Das eigentliche Zerwürfnis zwischen Vater und Sohn, soweit es sich rekonstruieren lässt, geschah nicht schleichend, sondern an einem einzigen Abend im Juli 1975. Reinhard war zu diesem Zeitpunkt bereits siebenunddreißig, längst ausgezogen, verheiratet, Vater eines vierzehnjährigen Sohnes namens Klaus Peter, und nur zufällig, wegen eines familiären Besuchs, an jenem Abend in Poselkow, als sein Vater mit aschfahlem Gesicht aus der Kirche kam und ihm, kaum dass er die Tür hinter sich geschlossen hatte, in fahrigen, kaum zusammenhängenden Sätzen von einer Gestalt berichtete, die er dort gesehen habe – hoher Schädel, große dunkle Augen, ein Gewand wie ein Talar.
Was in dieser Nacht zwischen Vater und Sohn gesprochen wurde, ist in keiner Quelle wörtlich überliefert, doch die Folgen lassen sich klar datieren. Reinhard, der Ingenieur, der Rationalist, der sein ganzes Leben der Überzeugung gewidmet hatte, dass sich jedes Phänomen am Ende auf Physik zurückführen lasse, wenn man nur genau genug hinsähe, konnte oder wollte die Erklärung seines Vaters nicht annehmen. Er reiste, so berichten es spätere Notizen seines eigenen Sohnes Klaus Peter, noch in derselben Nacht ab, und der Kontakt zwischen Vater und Sohn, der ohnehin nie eng gewesen war, brach in den folgenden Jahren fast vollständig ab. Nicht aus Gleichgültigkeit, wie Klaus Peter viele Jahre später in seinen eigenen Aufzeichnungen vermutete, sondern, wie er es in einem bemerkenswert scharfsinnigen Satz formulierte, „weil mein Vater es nicht ertrug, dass sein eigener Vater ihm etwas erzählte, das er nicht widerlegen konnte, ohne es sich anzusehen – und ansehen wollte er es um keinen Preis."

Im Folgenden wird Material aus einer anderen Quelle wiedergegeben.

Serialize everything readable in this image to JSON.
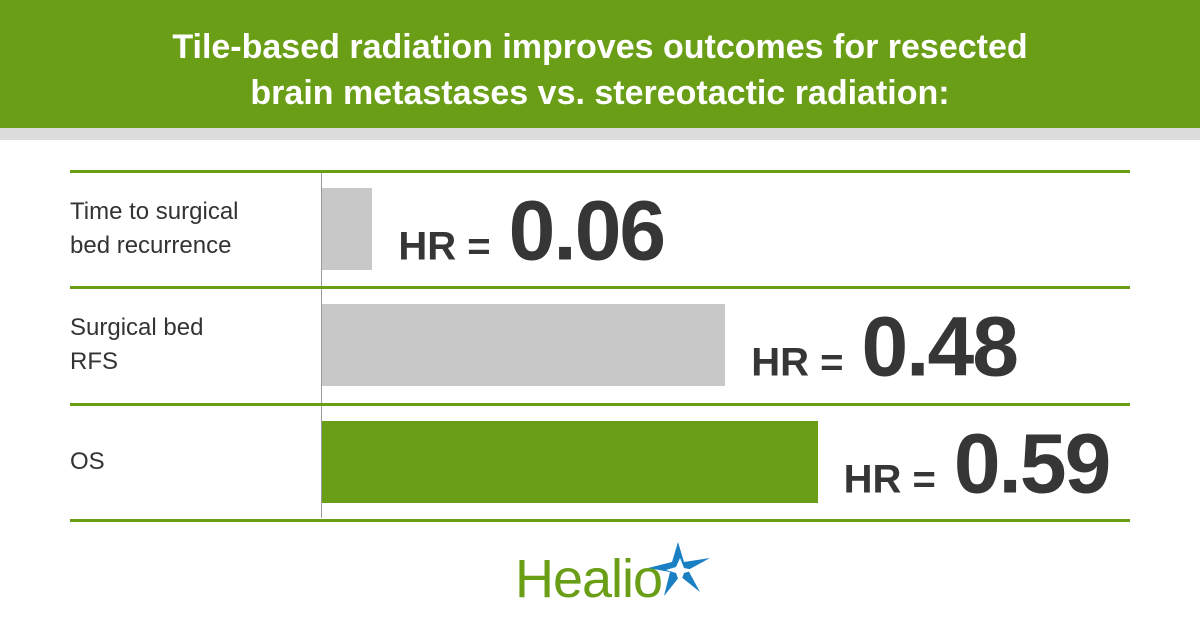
{
  "chart_data": {
    "type": "bar",
    "orientation": "horizontal",
    "title": "Tile-based radiation improves outcomes for resected brain metastases vs. stereotactic radiation:",
    "categories": [
      "Time to surgical\nbed recurrence",
      "Surgical bed\nRFS",
      "OS"
    ],
    "values": [
      0.06,
      0.48,
      0.59
    ],
    "colors": [
      "#c8c8c8",
      "#c8c8c8",
      "#6a9e17"
    ],
    "value_label_prefix": "HR ="
  },
  "brand": "Healio"
}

II. Was Reinhard nicht wusste, dass er schon besaß
Die bittere Ironie dieser Geschichte, die sich erst aus späteren, zusammengetragenen Fragmenten erschließt, liegt darin, dass Reinhard Kieseling, der die Geschichte seines Vaters so entschieden von sich wies, selbst längst mit etwas in Berührung gekommen war, das sich in keiner seiner ingenieurwissenschaftlichen Kategorien unterbringen ließ – ohne dass er es zunächst mit Poselkow in Verbindung brachte.
Gotthold hatte, wie sich aus einem einzigen erhaltenen, undatierten Brief rekonstruieren lässt, der sich in Reinhards Nachlass fand, seinem Sohn bereits Jahre vor jener Julinacht 1975 ein kleines, in Wachstuch gewickeltes Päckchen zukommen lassen, mit der knappen Notiz, es handle sich um „einen Fund vom Waldrand, den vielleicht du besser verstehst als ich" – eine typische Geste des Vaters, dachte sich Reinhard damals, der seinem technikbegeisterten Sohn gelegentlich Fundstücke schickte, in der stillen Hoffnung, dadurch eine Brücke zu bauen, die das Gespräch selbst nicht mehr leisten konnte. Reinhard, so seine eigenen späteren Notizen, legte das Päckchen zunächst achtlos in eine Schublade seiner Werkstatt, ohne es zu öffnen.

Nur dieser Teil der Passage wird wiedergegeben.